“Dalla Porta Fontebranda salga per tutta la strada di S.Caterina, occupando la crociata, cioè da man sinistra, sino alla Chiesa curata di Sant’Antonio inclusivè, cogli edifizi della Tira, da man destra poi salga a Diacceto, comprendendo le Case a destra fino all’Osteria della Scala, ed a sinistra tenendo vada nella Arte della Lana, ed esclusa la Chiesa curata di S. Pellegrino occupi la via dell’Arte fino a S. Andrea Gallerani inclusiva man sinistra, e da man destra fino al Vicolo che svolta all’Osteria della Rosa, colla Piaggia che porta alla Chiesa Curata di Sant’Antonio, e ad essa appartenga la Costaccia a man sinistra a venire da Porta Fonte Blanda alla Porta Salaria, e i vicoli tutti entro a d. Recinto”.

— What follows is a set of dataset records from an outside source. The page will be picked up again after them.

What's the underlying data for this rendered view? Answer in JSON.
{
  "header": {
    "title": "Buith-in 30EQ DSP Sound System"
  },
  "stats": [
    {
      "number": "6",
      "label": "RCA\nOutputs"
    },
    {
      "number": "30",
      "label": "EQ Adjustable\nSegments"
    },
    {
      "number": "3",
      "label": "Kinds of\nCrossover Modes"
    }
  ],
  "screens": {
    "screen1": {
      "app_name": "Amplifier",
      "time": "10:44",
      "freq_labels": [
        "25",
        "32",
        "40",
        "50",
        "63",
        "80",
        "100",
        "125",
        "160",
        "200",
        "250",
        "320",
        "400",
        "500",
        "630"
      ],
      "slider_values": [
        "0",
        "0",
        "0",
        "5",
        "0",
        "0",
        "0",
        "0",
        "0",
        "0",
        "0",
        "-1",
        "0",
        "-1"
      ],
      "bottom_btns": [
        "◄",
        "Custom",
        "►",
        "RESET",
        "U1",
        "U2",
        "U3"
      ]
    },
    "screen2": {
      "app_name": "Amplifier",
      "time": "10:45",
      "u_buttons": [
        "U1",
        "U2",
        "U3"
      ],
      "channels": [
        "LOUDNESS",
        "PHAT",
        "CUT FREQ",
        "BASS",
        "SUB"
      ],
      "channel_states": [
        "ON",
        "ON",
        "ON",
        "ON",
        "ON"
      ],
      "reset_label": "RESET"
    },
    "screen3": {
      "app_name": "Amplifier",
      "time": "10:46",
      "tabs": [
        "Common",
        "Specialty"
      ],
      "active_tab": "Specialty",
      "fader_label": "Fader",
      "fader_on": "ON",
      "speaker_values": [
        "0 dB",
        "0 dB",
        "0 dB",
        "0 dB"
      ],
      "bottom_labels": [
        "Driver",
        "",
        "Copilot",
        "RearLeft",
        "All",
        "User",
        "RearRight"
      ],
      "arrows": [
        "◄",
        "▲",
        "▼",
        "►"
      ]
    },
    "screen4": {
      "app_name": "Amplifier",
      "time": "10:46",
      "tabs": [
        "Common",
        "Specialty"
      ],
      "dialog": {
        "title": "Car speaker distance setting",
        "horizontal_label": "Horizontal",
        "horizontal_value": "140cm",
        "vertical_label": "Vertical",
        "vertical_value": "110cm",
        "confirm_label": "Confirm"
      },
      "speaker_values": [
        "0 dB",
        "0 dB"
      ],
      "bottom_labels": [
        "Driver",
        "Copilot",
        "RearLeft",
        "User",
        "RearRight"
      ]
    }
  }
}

Fin qui l’ormai arcinoto Bando di Violante di Baviera del 1729. Come in altri casi l’interpretazione dello stesso, a causa delle mutate condizioni dell’ambiente, può prestarsi a qualche contenzioso, ma anche recenti, dotte e inconfutabili precisazioni hanno posto una parola pressoché definitiva sui siti appartenenti alla nostra Contrada.
Si tratta di un territorio di grande rilevanza dal punto di vista architettonico, storico, sociale e religioso. Fontebranda ( o Fonte Branda) è la fonte più antica di Siena; secondo il Pecci potrebbe avere preso il nome dalla Famiglia dei Brandi mentre altri indicano l’origine da un Brandus, antico proprietario del luogo. Il primo documento che ne attesta l’esistenza è del 1081 mentre la copertura a volta avvenne nel 1246.
La presenza delle acque nella zona comportò, nel XIV secolo, la realizzazione di fonti e lavatoi destinati all’arte della lana. Sorsero così lavoranti e botteghe destinate alla produzione laniera, attività che caratterizzò il rione di Fontebranda fino ai primi del Nocevento lasciando una profonda impronta nella sua toponomastica. E’ il caso della costa dei Tintori (antico tratto di Via Santa Caterina dalla fonte all’Incrociata), del Vicolo della Macina, della Via dell’Arte della Lana (oggi Via delle Terme) ma soprattutto del vicolo del Tiratoio al lato del quale si staglia quello che fu il voluminoso edificio delle Tira.
Sorsero nella zona, ben cinque edifici destinati ad ospitare le attrezzature per la tiratura dei panni. Rimane solo quello di Vicolo del Tiratoio.
Tornando al “piano di Fontebranda” , l’insediamento che per secoli ha insistito nella zona è stato quello destinato alla macellazione degli animali – oggi trasformati in laboratori artigianali e servizi – che permisero a tante famiglie di ocaioli di vivere con agio rispetto alle condizioni generali in cui versava la città.
L’insediamento religioso a tutti noto è la Casa natale di Caterina, divenuta Casa-Santuario, è situata dove il padre, Jacopo Benincasa, aveva il fondaco per tingere i panni e dove viveva la copiosa famiglia.
Di Vicolo del Tiratoio abbiamo già detto, mentre è luogo storico di incontro degli ocaioli “l’Incrociata”, cioè l’incrocio di Via della Galluzza con Via Santa Caterina e con la Costa di Sant’Antonio.
Il territorio ospita importanti tabernacoli: quello di Vittorio Giunti, in Via della Galluzza (raffigura la Sacra Famiglia); nel 1937 costò 400 lire. Un altro tabernacolo si trova poggiato sul lato destro di Via Santa Caterina, a salire dall’ Incrociata, ed è opera attribuita a Liborio Guerrini che lo dipinse nel 1807. Raffigura la Madonna Addolorata. Originariamente l’ “edicola” ospitava un affresco del Pacchiarotto ma fu andato perduto in occasione del terremoto di cui abbiamo già detto. Riccardo Tommasi Ferroni, recentemente scomparso, donò alla Contrada l’opera che si può ammirare nel Vicolo del Tiratoio, sopra l’ingresso alla sede storica della Contrada. Si tratta di “Madonna con Bambino e un’oca “ e fu inaugurato nel Maggio del 1990. Infine nel Cortile degli ex Macelli Comunali si trova un “Sant’Antonio Abate” opera del Maestro Formichi e che, nel 1847, sostituì un dipinto di analogo soggetto ricordato dal Macchi come “S. Antonio in Fontebranda dalli scorticatori”.
Vicolo del Forcone, Il Costaccino, Via dei Pittori e Il Campaccio, fino all’inizio di Camporegio, il Vicolo del Trapasso e quello del Forcone sono altri luoghi che hanno visto nascere e crescere generazioni di ocaioli ed hanno ospitato i classici giochi di rione.